Le WWF publie un rapport alarmant sur la santé des rivières en France.
Selon les données de l’ONG, seulement 43,1% des cours d’eau et des plans d’eau sur le territoire sont en bon état écologique.
Une situation qui met en danger des espèces emblématiques de l’Hexagone, comme la truite de rivière ou le grèbe huppé.

Les cours d’eau de France sont en danger. C’est le message d’un rapport publié ce mercredi 22 mai par le WWF. Intitulé « Pour des Rivières Vivantes », il alerte sur le fait que « près de 56,9% des eaux françaises ne sont pas en bon état écologique » et ce, « malgré les dépenses déployées pour les politiques de l’eau, estimée à 500 milliards d’euros depuis 20 ans »

Les plus touchés sont les petits cours d’eau en milieu rural (majoritaires sur les 620.000 km de rivières du pays), alors que la qualité des fleuves en aval des grandes villes s’améliore. Une situation qui s’explique par la mise en place de systèmes d’assainissement et de stations d’épuration pour ces derniers, mais au développement d’un « système agricole productiviste » et à l’artificialisation autour des rivières et ruisseaux des campagnes. 

Ceux-ci voient leurs lits modifiés, subissent des apports de pesticides, phosphates ou nitrates, la construction de barrages, des rejets de micropolluants ou se retrouvent victimes de prélèvements d’eau excessifs. Des pratiques qui les endommagent « sévèrement », pointe le rapport du WWF France. Avec une conséquence majeure : la mise en danger d’écosystèmes entiers et d’espèces animales emblématiques du pays.
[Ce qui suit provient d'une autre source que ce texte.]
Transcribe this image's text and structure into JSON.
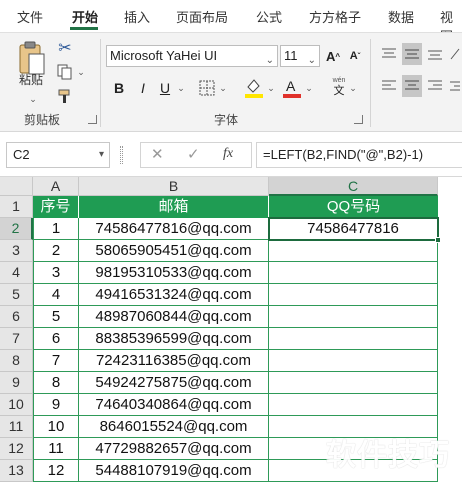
{
  "ribbon_tabs": [
    "文件",
    "开始",
    "插入",
    "页面布局",
    "公式",
    "方方格子",
    "数据",
    "视图"
  ],
  "active_tab": "开始",
  "clipboard": {
    "paste_label": "粘贴",
    "group_label": "剪贴板"
  },
  "font": {
    "name": "Microsoft YaHei UI",
    "size": "11",
    "group_label": "字体",
    "bold": "B",
    "italic": "I",
    "underline": "U",
    "wen_label": "wén",
    "wen_char": "文"
  },
  "name_box": "C2",
  "formula": "=LEFT(B2,FIND(\"@\",B2)-1)",
  "fx_label": "fx",
  "columns": [
    "A",
    "B",
    "C"
  ],
  "row_numbers": [
    "1",
    "2",
    "3",
    "4",
    "5",
    "6",
    "7",
    "8",
    "9",
    "10",
    "11",
    "12",
    "13"
  ],
  "table_headers": [
    "序号",
    "邮箱",
    "QQ号码"
  ],
  "rows": [
    {
      "no": "1",
      "email": "74586477816@qq.com",
      "qq": "74586477816"
    },
    {
      "no": "2",
      "email": "58065905451@qq.com",
      "qq": ""
    },
    {
      "no": "3",
      "email": "98195310533@qq.com",
      "qq": ""
    },
    {
      "no": "4",
      "email": "49416531324@qq.com",
      "qq": ""
    },
    {
      "no": "5",
      "email": "48987060844@qq.com",
      "qq": ""
    },
    {
      "no": "6",
      "email": "88385396599@qq.com",
      "qq": ""
    },
    {
      "no": "7",
      "email": "72423116385@qq.com",
      "qq": ""
    },
    {
      "no": "8",
      "email": "54924275875@qq.com",
      "qq": ""
    },
    {
      "no": "9",
      "email": "74640340864@qq.com",
      "qq": ""
    },
    {
      "no": "10",
      "email": "8646015524@qq.com",
      "qq": ""
    },
    {
      "no": "11",
      "email": "47729882657@qq.com",
      "qq": ""
    },
    {
      "no": "12",
      "email": "54488107919@qq.com",
      "qq": ""
    }
  ],
  "watermark": "软件技巧",
  "colors": {
    "accent": "#217346",
    "header_fill": "#1f9c53",
    "border": "#2e9a58",
    "font_color_bar": "#e0312b",
    "highlight_bar": "#ffe600"
  }
}
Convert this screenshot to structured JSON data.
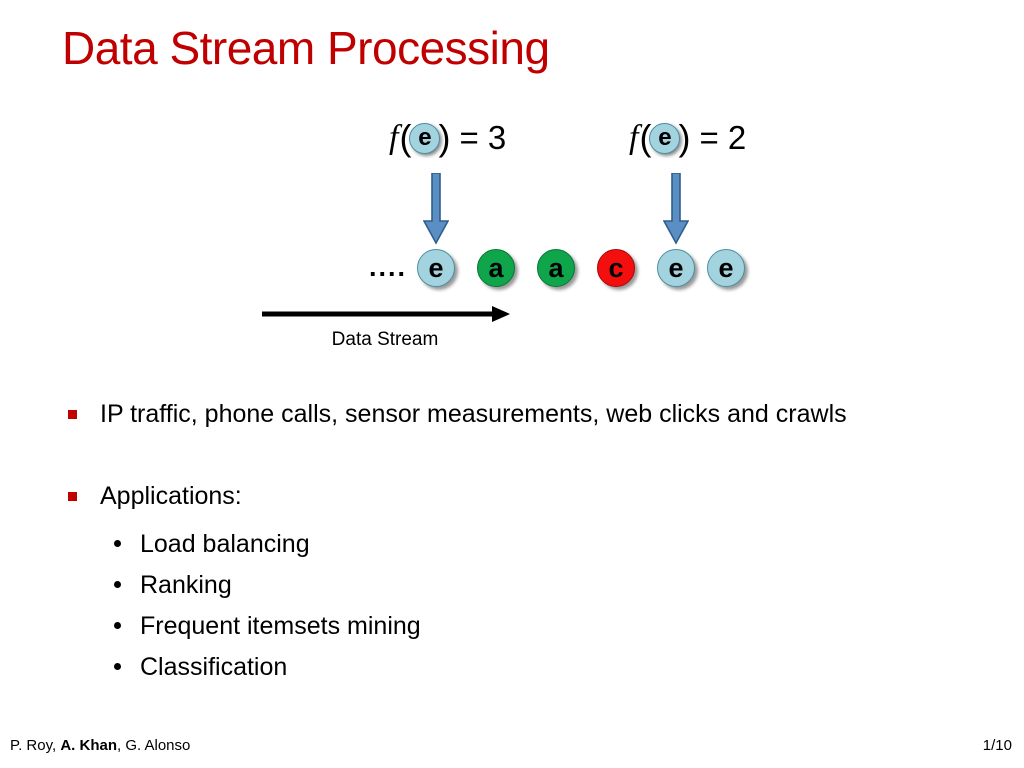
{
  "slide": {
    "title": "Data Stream Processing",
    "title_color": "#C00000",
    "background": "#ffffff"
  },
  "formulas": [
    {
      "fn": "f",
      "open": "(",
      "token": "e",
      "close": ")",
      "equals": "= 3"
    },
    {
      "fn": "f",
      "open": "(",
      "token": "e",
      "close": ")",
      "equals": "= 2"
    }
  ],
  "stream": {
    "leading_dots": "....",
    "tokens": [
      {
        "label": "e",
        "color": "blue"
      },
      {
        "label": "a",
        "color": "green"
      },
      {
        "label": "a",
        "color": "green"
      },
      {
        "label": "c",
        "color": "red"
      },
      {
        "label": "e",
        "color": "blue"
      },
      {
        "label": "e",
        "color": "blue"
      }
    ],
    "axis_label": "Data Stream",
    "arrow_color": "#000000",
    "pointer_color": "#4A7EBB"
  },
  "colors": {
    "token_blue": "#A4D3E0",
    "token_green": "#0FA54A",
    "token_red": "#F40F0F",
    "accent_red": "#C00000",
    "arrow_blue": "#4A7EBB"
  },
  "body": {
    "bullets": [
      {
        "text": "IP traffic, phone calls, sensor measurements, web clicks and crawls"
      },
      {
        "text": "Applications:"
      }
    ],
    "sub_bullets": [
      {
        "text": "Load balancing"
      },
      {
        "text": "Ranking"
      },
      {
        "text": "Frequent itemsets mining"
      },
      {
        "text": "Classification"
      }
    ]
  },
  "footer": {
    "author_1": "P. Roy, ",
    "author_2": "A. Khan",
    "author_3": ", G. Alonso",
    "page": "1/10"
  }
}
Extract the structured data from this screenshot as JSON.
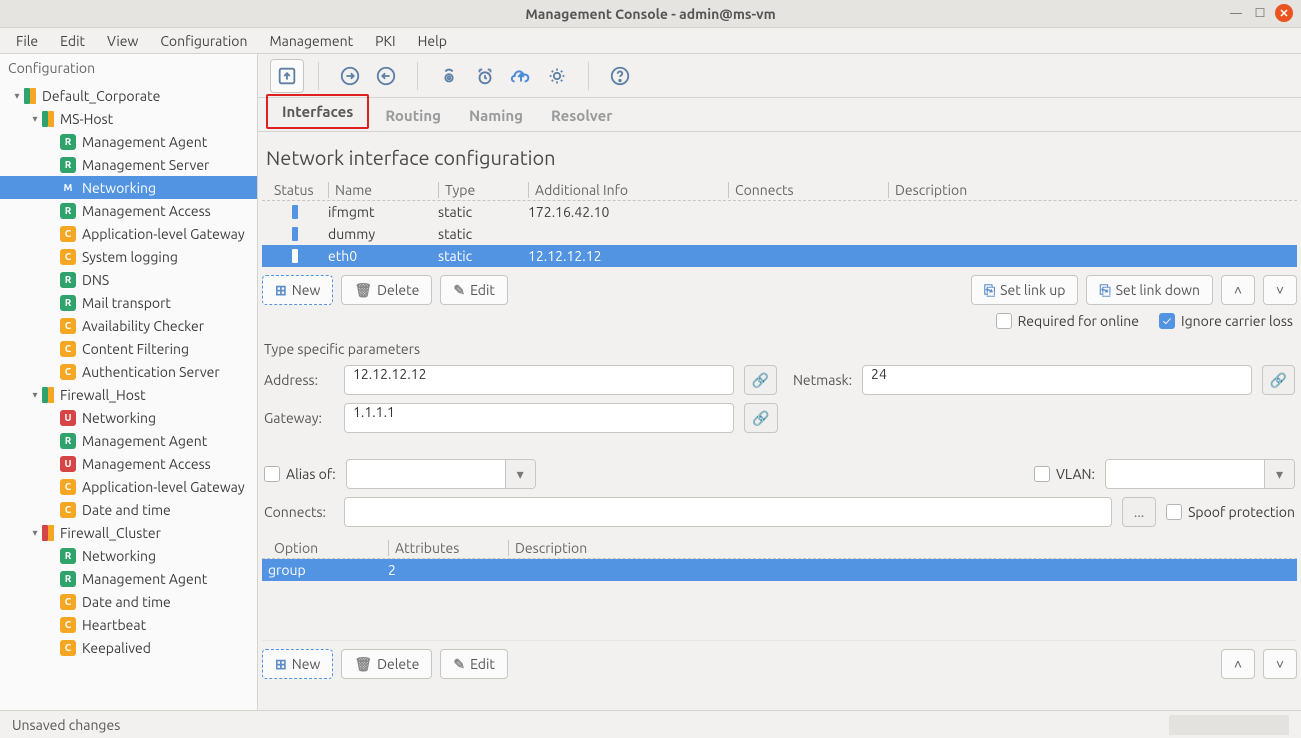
{
  "window": {
    "title": "Management Console - admin@ms-vm"
  },
  "menubar": [
    "File",
    "Edit",
    "View",
    "Configuration",
    "Management",
    "PKI",
    "Help"
  ],
  "sidebar": {
    "header": "Configuration",
    "tree": [
      {
        "level": 1,
        "caret": "▾",
        "multibadge": [
          "g",
          "o"
        ],
        "label": "Default_Corporate"
      },
      {
        "level": 2,
        "caret": "▾",
        "multibadge": [
          "g",
          "o"
        ],
        "label": "MS-Host"
      },
      {
        "level": 3,
        "badge": "R",
        "label": "Management Agent"
      },
      {
        "level": 3,
        "badge": "R",
        "label": "Management Server"
      },
      {
        "level": 3,
        "badge": "M",
        "label": "Networking",
        "selected": true
      },
      {
        "level": 3,
        "badge": "R",
        "label": "Management Access"
      },
      {
        "level": 3,
        "badge": "C",
        "label": "Application-level Gateway"
      },
      {
        "level": 3,
        "badge": "C",
        "label": "System logging"
      },
      {
        "level": 3,
        "badge": "R",
        "label": "DNS"
      },
      {
        "level": 3,
        "badge": "R",
        "label": "Mail transport"
      },
      {
        "level": 3,
        "badge": "C",
        "label": "Availability Checker"
      },
      {
        "level": 3,
        "badge": "C",
        "label": "Content Filtering"
      },
      {
        "level": 3,
        "badge": "C",
        "label": "Authentication Server"
      },
      {
        "level": 2,
        "caret": "▾",
        "multibadge": [
          "g",
          "o"
        ],
        "label": "Firewall_Host"
      },
      {
        "level": 3,
        "badge": "U",
        "label": "Networking"
      },
      {
        "level": 3,
        "badge": "R",
        "label": "Management Agent"
      },
      {
        "level": 3,
        "badge": "U",
        "label": "Management Access"
      },
      {
        "level": 3,
        "badge": "C",
        "label": "Application-level Gateway"
      },
      {
        "level": 3,
        "badge": "C",
        "label": "Date and time"
      },
      {
        "level": 2,
        "caret": "▾",
        "multibadge": [
          "r",
          "o"
        ],
        "label": "Firewall_Cluster"
      },
      {
        "level": 3,
        "badge": "R",
        "label": "Networking"
      },
      {
        "level": 3,
        "badge": "R",
        "label": "Management Agent"
      },
      {
        "level": 3,
        "badge": "C",
        "label": "Date and time"
      },
      {
        "level": 3,
        "badge": "C",
        "label": "Heartbeat"
      },
      {
        "level": 3,
        "badge": "C",
        "label": "Keepalived"
      }
    ]
  },
  "tabs": [
    {
      "label": "Interfaces",
      "active": true,
      "highlight": true
    },
    {
      "label": "Routing"
    },
    {
      "label": "Naming"
    },
    {
      "label": "Resolver"
    }
  ],
  "page": {
    "title": "Network interface configuration"
  },
  "iftable": {
    "headers": [
      "Status",
      "Name",
      "Type",
      "Additional Info",
      "Connects",
      "Description"
    ],
    "rows": [
      {
        "name": "ifmgmt",
        "type": "static",
        "info": "172.16.42.10"
      },
      {
        "name": "dummy",
        "type": "static",
        "info": ""
      },
      {
        "name": "eth0",
        "type": "static",
        "info": "12.12.12.12",
        "selected": true
      }
    ]
  },
  "ifbuttons": {
    "new": "New",
    "delete": "Delete",
    "edit": "Edit",
    "linkup": "Set link up",
    "linkdown": "Set link down"
  },
  "flags": {
    "required": "Required for online",
    "ignore": "Ignore carrier loss",
    "ignore_checked": true
  },
  "params": {
    "section": "Type specific parameters",
    "address_label": "Address:",
    "address": "12.12.12.12",
    "netmask_label": "Netmask:",
    "netmask": "24",
    "gateway_label": "Gateway:",
    "gateway": "1.1.1.1",
    "alias_label": "Alias of:",
    "vlan_label": "VLAN:",
    "connects_label": "Connects:",
    "connects_more": "...",
    "spoof_label": "Spoof protection"
  },
  "opttable": {
    "headers": [
      "Option",
      "Attributes",
      "Description"
    ],
    "rows": [
      {
        "option": "group",
        "attrs": "2",
        "desc": "",
        "selected": true
      }
    ]
  },
  "optbuttons": {
    "new": "New",
    "delete": "Delete",
    "edit": "Edit"
  },
  "status": {
    "text": "Unsaved changes"
  }
}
Destruction d’habitats et sécheresse

L’ONG a observé le déclin de 0,4% des populations de poissons et d’oiseaux d’eau douce sur ces 20 dernières années. Un chiffre qui peut « paraître anecdotique », note Yann Laurans, directeur des programmes de WWF France dans un communiqué. « Pourtant, c’est une donnée inquiétante », alerte-t-il, rappelant que malgré tous les efforts déployés depuis les années 2000, « l’état écologique des rivières ne progresse pas comme nous pourrions nous y attendre ». Deux espèces sont particulièrement impactées par ce phénomène : le grèbe huppé, dont la population a chuté de 91% en 20 ans, et la truite des rivières, avec -44%. 

Les populations de grèbes huppés – grand oiseau plongeur à la huppe noire – sont en régression depuis une ou deux décennies dans de nombreuses régions. Certains sites historiques, comme le lac du Der ou les grands lacs de l’Aube, ont vu leurs effectifs divisés par deux, voire trois, depuis le début du XXIe siècle. Une baisse qui peut s’expliquer par la répétition des épisodes de sécheresse pour cet oiseau qui habite les eaux stagnantes, douces ou saumâtres, de profondeur comprise entre 50 cm et 5 m. Ses zones de reproduction ont également été largement réduites ces dernières années avec la pêche et le développement des activités nautiques. 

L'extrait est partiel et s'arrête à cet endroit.